In deze zaak heeft het Gerechtshof 's-Hertogenbosch op 12 december 2017 uitspraak gedaan in een herroepingsprocedure met betrekking tot een eerder arrest van 25 maart 2014. De zaak betreft een geschil tussen een eiser, aangeduid als [eiser in de herroepingsprocedure], en een vennootschap, aangeduid als [de vennootschap 1], over de aflossing van geldleningen. De eiser heeft in de herroepingsprocedure betoogd dat bonussen die aan de vennootschap zijn uitgekeerd, in mindering moeten worden gebracht op de vordering van de vennootschap op hem.
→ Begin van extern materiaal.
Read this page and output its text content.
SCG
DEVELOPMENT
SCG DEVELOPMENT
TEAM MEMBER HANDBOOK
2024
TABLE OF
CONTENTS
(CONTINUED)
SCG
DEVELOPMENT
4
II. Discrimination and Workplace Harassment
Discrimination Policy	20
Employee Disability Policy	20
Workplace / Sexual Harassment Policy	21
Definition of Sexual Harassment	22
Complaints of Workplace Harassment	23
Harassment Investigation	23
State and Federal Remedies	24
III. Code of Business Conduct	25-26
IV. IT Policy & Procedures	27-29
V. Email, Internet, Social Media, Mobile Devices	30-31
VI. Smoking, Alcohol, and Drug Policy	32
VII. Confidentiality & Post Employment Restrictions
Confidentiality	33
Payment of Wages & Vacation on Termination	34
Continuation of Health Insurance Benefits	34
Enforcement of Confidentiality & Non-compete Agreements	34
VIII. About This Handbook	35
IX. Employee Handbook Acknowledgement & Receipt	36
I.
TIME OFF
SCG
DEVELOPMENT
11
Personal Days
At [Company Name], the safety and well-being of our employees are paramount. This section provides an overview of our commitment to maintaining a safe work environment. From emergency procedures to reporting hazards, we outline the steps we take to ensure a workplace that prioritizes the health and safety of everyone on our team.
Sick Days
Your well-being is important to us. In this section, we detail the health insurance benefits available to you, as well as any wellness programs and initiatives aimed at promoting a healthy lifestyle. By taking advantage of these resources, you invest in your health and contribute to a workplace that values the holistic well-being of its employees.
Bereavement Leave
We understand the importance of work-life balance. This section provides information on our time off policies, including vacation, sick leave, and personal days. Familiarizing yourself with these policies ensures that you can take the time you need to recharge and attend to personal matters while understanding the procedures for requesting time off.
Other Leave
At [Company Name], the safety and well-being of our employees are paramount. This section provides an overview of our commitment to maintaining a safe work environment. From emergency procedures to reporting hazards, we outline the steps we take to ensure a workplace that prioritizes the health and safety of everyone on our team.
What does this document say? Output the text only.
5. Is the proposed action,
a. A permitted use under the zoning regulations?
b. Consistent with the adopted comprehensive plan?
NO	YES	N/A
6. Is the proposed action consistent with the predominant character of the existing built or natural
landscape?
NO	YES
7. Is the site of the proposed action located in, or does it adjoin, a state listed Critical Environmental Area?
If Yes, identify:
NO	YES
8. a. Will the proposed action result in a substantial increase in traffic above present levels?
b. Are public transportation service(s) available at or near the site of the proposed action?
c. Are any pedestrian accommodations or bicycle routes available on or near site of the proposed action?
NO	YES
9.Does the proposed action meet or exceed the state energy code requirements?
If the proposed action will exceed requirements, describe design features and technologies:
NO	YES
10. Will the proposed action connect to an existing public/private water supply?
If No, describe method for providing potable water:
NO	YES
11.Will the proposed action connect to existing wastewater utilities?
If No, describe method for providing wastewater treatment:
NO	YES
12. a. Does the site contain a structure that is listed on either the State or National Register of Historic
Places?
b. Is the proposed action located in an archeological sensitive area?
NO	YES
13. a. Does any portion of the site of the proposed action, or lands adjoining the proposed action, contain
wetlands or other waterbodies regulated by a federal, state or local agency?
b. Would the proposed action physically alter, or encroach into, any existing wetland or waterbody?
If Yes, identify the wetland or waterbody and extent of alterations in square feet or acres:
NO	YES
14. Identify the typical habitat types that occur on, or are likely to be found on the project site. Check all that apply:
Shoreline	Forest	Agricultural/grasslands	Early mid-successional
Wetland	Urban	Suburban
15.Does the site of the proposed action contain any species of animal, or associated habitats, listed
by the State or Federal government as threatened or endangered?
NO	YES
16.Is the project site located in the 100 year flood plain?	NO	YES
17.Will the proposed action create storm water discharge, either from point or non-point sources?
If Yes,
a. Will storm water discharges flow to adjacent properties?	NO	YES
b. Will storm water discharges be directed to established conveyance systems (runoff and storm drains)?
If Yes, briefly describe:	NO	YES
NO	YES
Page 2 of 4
Het hof heeft in eerdere tussenarresten van 16 augustus 2016 en 16 mei 2017 al enkele belangrijke overwegingen geformuleerd over de redelijkheid en billijkheid van de vordering van de vennootschap.

In de uitspraak van 12 december 2017 heeft het hof geoordeeld dat de vordering van [de vennootschap 1] op [eiser in de herroepingsprocedure] met betrekking tot geldlening I moet worden afgewezen. Het hof heeft vastgesteld dat de bonussen die zijn uitgekeerd aan de vennootschap in mindering strekken op de geldlening, en dat de eiser geen verdere verplichtingen heeft jegens de vennootschap. Het hof heeft het vonnis van de rechtbank Zeeland-West-Brabant van 19 juni 2013 vernietigd, behoudens de proceskostenveroordeling. De proceskosten in hoger beroep zijn gecompenseerd, en de vennootschap is veroordeeld in de proceskosten van de herroeping.

De uitspraak benadrukt de noodzaak van zorgvuldige afwegingen bij de beoordeling van vorderingen in het kader van geldleningen en de impact van bonussen op deze vorderingen. Het hof heeft ook de proceskostenveroordeling in stand gelaten, waarbij elke partij zijn eigen kosten draagt, en heeft de vennootschap veroordeeld tot betaling van de kosten van de herroeping.

Uitspraak

GERECHTSHOF ’s-HERTOGENBOSCH

Afdeling civiel recht
zaaknummer 200.151.078/01
arrest van 12 december 2017
in de zaak van
[eiser in de herroepingsprocedure],
wonende te [woonplaats] ,
eiser in de herroepingsprocedure,
hierna aan te duiden als [eiser in de herroepingsprocedure] ,
advocaat: mr. P.C. Schouten te Breda,
tegen
[de vennootschap 1] ,
gevestigd te [vestigingsplaats] ,
gedaagde in de herroepingsprocedure,
hierna aan te duiden als [de vennootschap 1] ,
advocaat: mr. R. Dijkema te Hilversum,
als vervolg op de door het hof gewezen tussenarresten van 16 augustus 2016 en 16 mei 2017 in de herroepingsprocedure van het op 25 maart 2014 tussen partijen onder zaaknummer
HD 200.133.590/01 gewezen arrest van dit hof.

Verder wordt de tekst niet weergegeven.